Geese on Erickson Field to be charged fee for housing

Happy April Fools’ Day! You are reading an article written for our April Fools’ edition of the newspaper, The Deceiver. This is a work of satire.

Nearly everyone who has walked past Erickson Field this semester has noticed two geese lounging in the grass, looking for bugs to eat and occasionally waddling close enough to the sidewalk to make students nervous. It seems as though they have claimed the field for themselves, forcing the rest of the geese at the University of Maryland, Baltimore County to flock near the library pond and prevent students from sitting nearby, in fear of attack.
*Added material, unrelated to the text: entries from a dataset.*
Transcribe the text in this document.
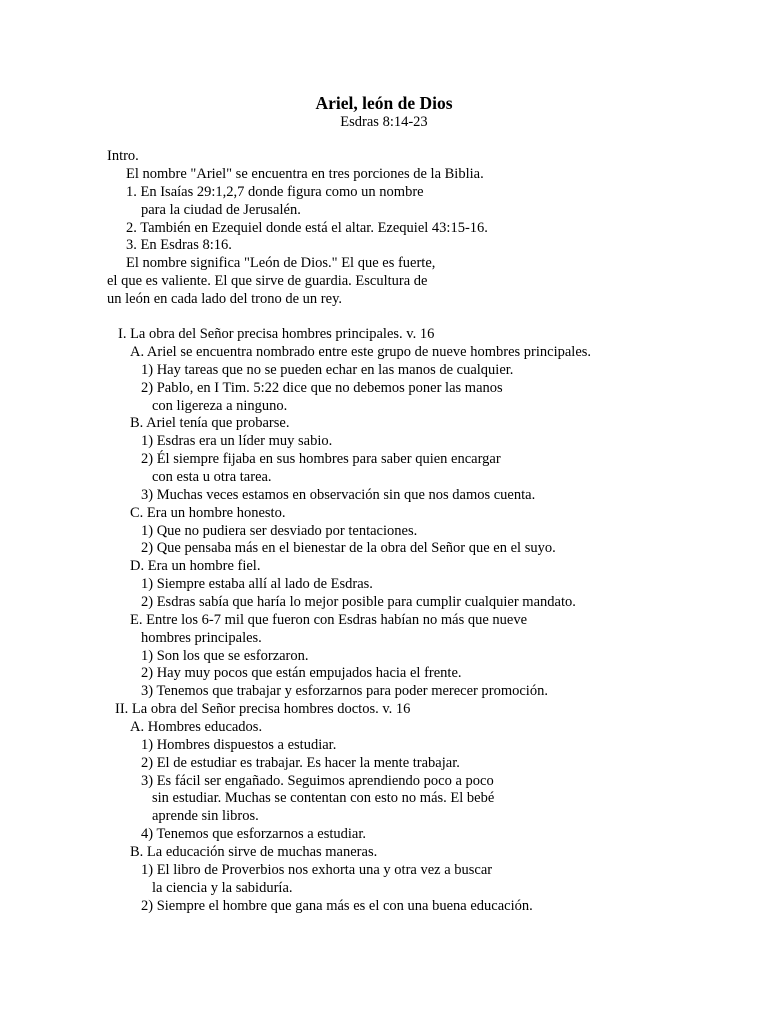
Ariel, león de Dios
Esdras 8:14-23
Intro.
El nombre "Ariel" se encuentra en tres porciones de la Biblia.
1. En Isaías 29:1,2,7 donde figura como un nombre
para la ciudad de Jerusalén.
2. También en Ezequiel donde está el altar. Ezequiel 43:15-16.
3. En Esdras 8:16.
El nombre significa "León de Dios." El que es fuerte,
el que es valiente. El que sirve de guardia. Escultura de
un león en cada lado del trono de un rey.
I. La obra del Señor precisa hombres principales. v. 16
A. Ariel se encuentra nombrado entre este grupo de nueve hombres principales.
1) Hay tareas que no se pueden echar en las manos de cualquier.
2) Pablo, en I Tim. 5:22 dice que no debemos poner las manos
con ligereza a ninguno.
B. Ariel tenía que probarse.
1) Esdras era un líder muy sabio.
2) Él siempre fijaba en sus hombres para saber quien encargar
con esta u otra tarea.
3) Muchas veces estamos en observación sin que nos damos cuenta.
C. Era un hombre honesto.
1) Que no pudiera ser desviado por tentaciones.
2) Que pensaba más en el bienestar de la obra del Señor que en el suyo.
D. Era un hombre fiel.
1) Siempre estaba allí al lado de Esdras.
2) Esdras sabía que haría lo mejor posible para cumplir cualquier mandato.
E. Entre los 6-7 mil que fueron con Esdras habían no más que nueve
hombres principales.
1) Son los que se esforzaron.
2) Hay muy pocos que están empujados hacia el frente.
3) Tenemos que trabajar y esforzarnos para poder merecer promoción.
II. La obra del Señor precisa hombres doctos. v. 16
A. Hombres educados.
1) Hombres dispuestos a estudiar.
2) El de estudiar es trabajar. Es hacer la mente trabajar.
3) Es fácil ser engañado. Seguimos aprendiendo poco a poco
sin estudiar. Muchas se contentan con esto no más. El bebé
aprende sin libros.
4) Tenemos que esforzarnos a estudiar.
B. La educación sirve de muchas maneras.
1) El libro de Proverbios nos exhorta una y otra vez a buscar
la ciencia y la sabiduría.
2) Siempre el hombre que gana más es el con una buena educación.
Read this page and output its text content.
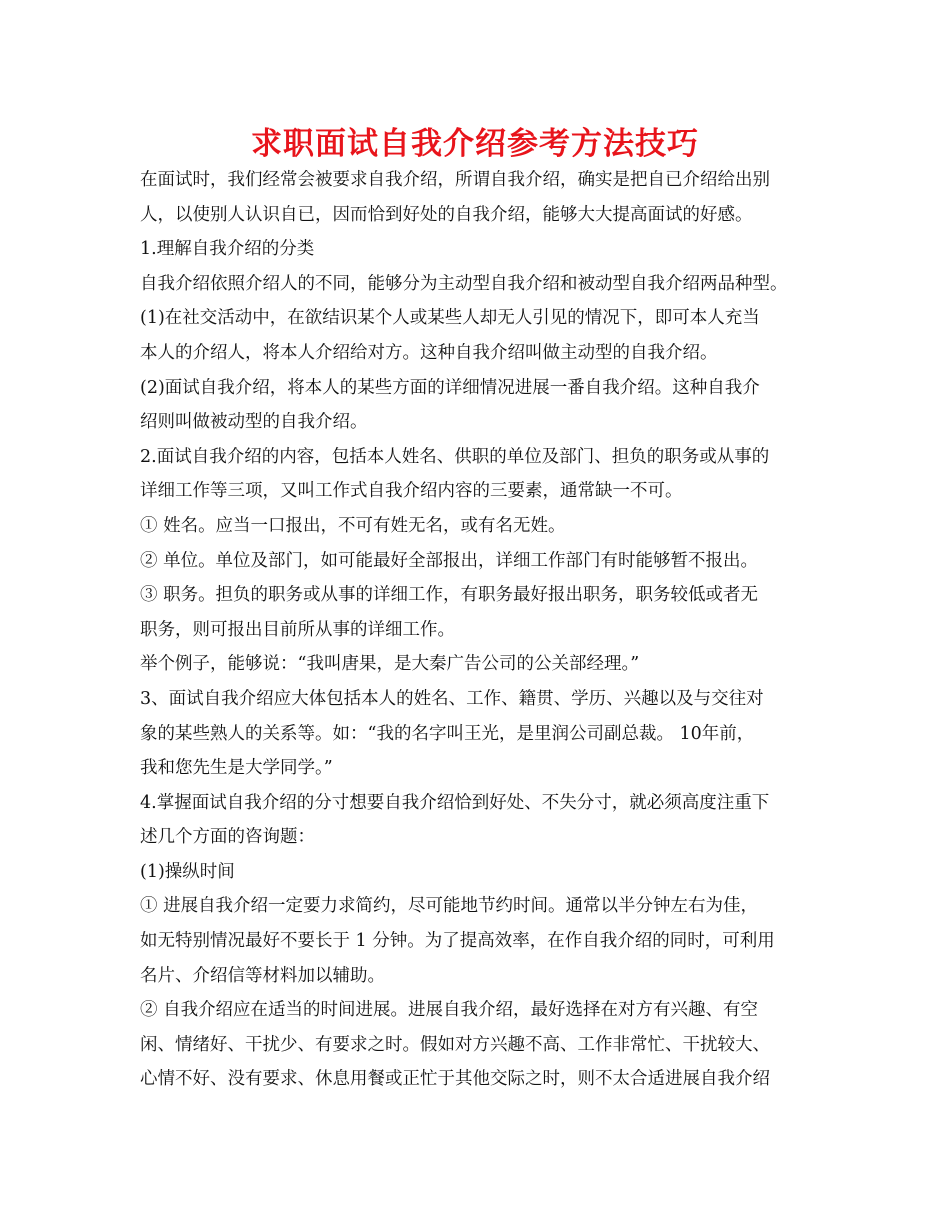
求职面试自我介绍参考方法技巧
在面试时，我们经常会被要求自我介绍，所谓自我介绍，确实是把自已介绍给出别
人，以使别人认识自已，因而恰到好处的自我介绍，能够大大提高面试的好感。
1.理解自我介绍的分类
自我介绍依照介绍人的不同，能够分为主动型自我介绍和被动型自我介绍两品种型。
(1)在社交活动中，在欲结识某个人或某些人却无人引见的情况下，即可本人充当
本人的介绍人，将本人介绍给对方。这种自我介绍叫做主动型的自我介绍。
(2)面试自我介绍，将本人的某些方面的详细情况进展一番自我介绍。这种自我介
绍则叫做被动型的自我介绍。
2.面试自我介绍的内容，包括本人姓名、供职的单位及部门、担负的职务或从事的
详细工作等三项，又叫工作式自我介绍内容的三要素，通常缺一不可。
① 姓名。应当一口报出，不可有姓无名，或有名无姓。
② 单位。单位及部门，如可能最好全部报出，详细工作部门有时能够暂不报出。
③ 职务。担负的职务或从事的详细工作，有职务最好报出职务，职务较低或者无
职务，则可报出目前所从事的详细工作。
举个例子，能够说：“我叫唐果，是大秦广告公司的公关部经理。”
3、面试自我介绍应大体包括本人的姓名、工作、籍贯、学历、兴趣以及与交往对
象的某些熟人的关系等。如：“我的名字叫王光，是里润公司副总裁。 10年前，
我和您先生是大学同学。”
4.掌握面试自我介绍的分寸想要自我介绍恰到好处、不失分寸，就必须高度注重下
述几个方面的咨询题：
(1)操纵时间
① 进展自我介绍一定要力求简约，尽可能地节约时间。通常以半分钟左右为佳，
如无特别情况最好不要长于 1 分钟。为了提高效率，在作自我介绍的同时，可利用
名片、介绍信等材料加以辅助。
② 自我介绍应在适当的时间进展。进展自我介绍，最好选择在对方有兴趣、有空
闲、情绪好、干扰少、有要求之时。假如对方兴趣不高、工作非常忙、干扰较大、
心情不好、没有要求、休息用餐或正忙于其他交际之时，则不太合适进展自我介绍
As the geese relax close to Erickson Hall and the Office of Residential Life, it was inevitable that Reslife staff would eventually notice the freeloaders and be forced to make an executive decision on how to handle the situation. John Fox, the Director of UMBC Residential Life, notes the unfairness of letting the geese live on the field. “The geese will be charged a housing fee for the semester,” Fox confirmed, adding, “it’s just unfair for students to be paying thousands to live on campus when others are cheating the system like this.”

An anonymous student has claimed that he too will be moving onto Erickson Field to finish up the semester. “If I had known we could live on the field for free, I would have done this freshman year,” the student complained, noting the high price he has paid for housing throughout his college experience. When asked about his reservations for living with two members of a different species, he boasted that he has no fears. “I did random rooming for this year anyway,” he said. “I probably have more in common with these guys than the people Reslife matched me with.”

On campus, rumors have circulated that Reslife has begun to interview for Residential Assistants for Erickson Field for the next academic year. Fox confirmed these allegations in an interview, noting some of the applicants, all of whom are geese, have shown real potential. “We’re hopeful to add some diversity to the RA staff next year by these additions to the team,” Fox stated. Current RAs are nervous about losing their jobs to birds. “What’s next? The squirrels? This is completely ridiculous,” an anonymous RA commented.

It is clear that big changes are coming to UMBC’s residential life next semester. Questions still remain regarding pricing for housing on Erickson Field, how to house the geese looking to live in other residence halls and guidelines for other species wishing to live on campus.